The Indian currency turned around from a position of strength to weakness as news that the government was considering a fiscal stimulus was not well received in the forex market.
The rupee, which had strengthened to about 64.15 and higher against the US dollar in July and August 2017, lost significantly in the last two weeks of September and dived to Rs 64.80, losing 65 paise. A string of global and domestic macro-economic challenges will further pile pressure on the rupee in coming months.
Experts reckon that the rupee could dip significantly in the months ahead. Domestic macro-economic challenges such as swelling inflation and the rising current-account deficit could further add to pressure on the rupee, which could drive the currency as low as 68-70 to the dollar.
In a research note to clients, Dhananjay Sinha of Emkay Global said that the “relapsing of India’s twin deficit scenarios amid slow growth and a revival in inflationary pressures, coupled with tapering global liquidity would trigger depreciation in the overvalued Indian rupee.”
In fact, the triggers for a further weakening of the rupee are evident on many fronts. The government speed-charging the economy with a fiscal stimulus is expected to bump up the fiscal deficit, which was targeted at 3.2 percent for FY18.
Further, this stimulus will swell the current account deficit, which is expected to balloon in the coming year.
“As a collateral fallout, the Indian current-account deficit (CAD) is expected to widen from 0.7 percent in FY17 to 1.8 percent in FY18,” according to Emkay Global.
The US Fed indicated that it would shrink its balance sheet and withdraw the additional stimulus. This would suck out liquidity in the global market, and drive the US dollar higher.
Besides, volatility has returned to global foreign-exchange markets. Also, S&P downgraded China’s credit rating one step down from AA- to A+ (read double A minus to A plus) due to its debt situation which poses an “economic and financial risks.”
As a result of all this, the rupee could be hit in the coming year.
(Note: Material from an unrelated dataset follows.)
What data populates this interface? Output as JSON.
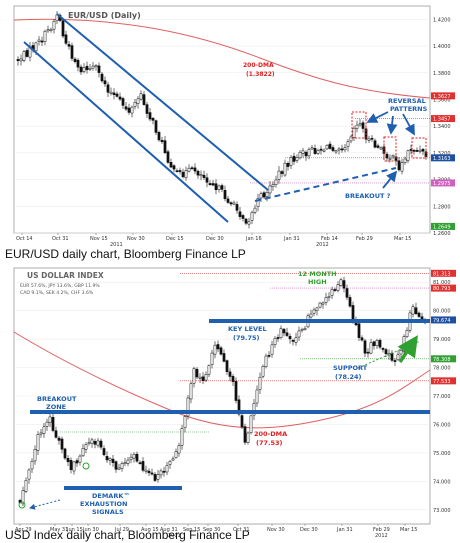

Emkay Global projects that it could touch the Rs 68-70 mark by March 2018. “We maintain our INR/USD target of Rs 68-70 by end FY-18 and expect the 10-year G-Sec yield to harden to over 7 percent.”
The 10-year G-Sec, which had dipped to 6.4 percent in July-August this year, is now once again hovering around the 6.6 level.
India’s foreign-exchange reserves are a saving grace, though - holding at $400 billion - since it helps cover the import bill of nearly 11 months.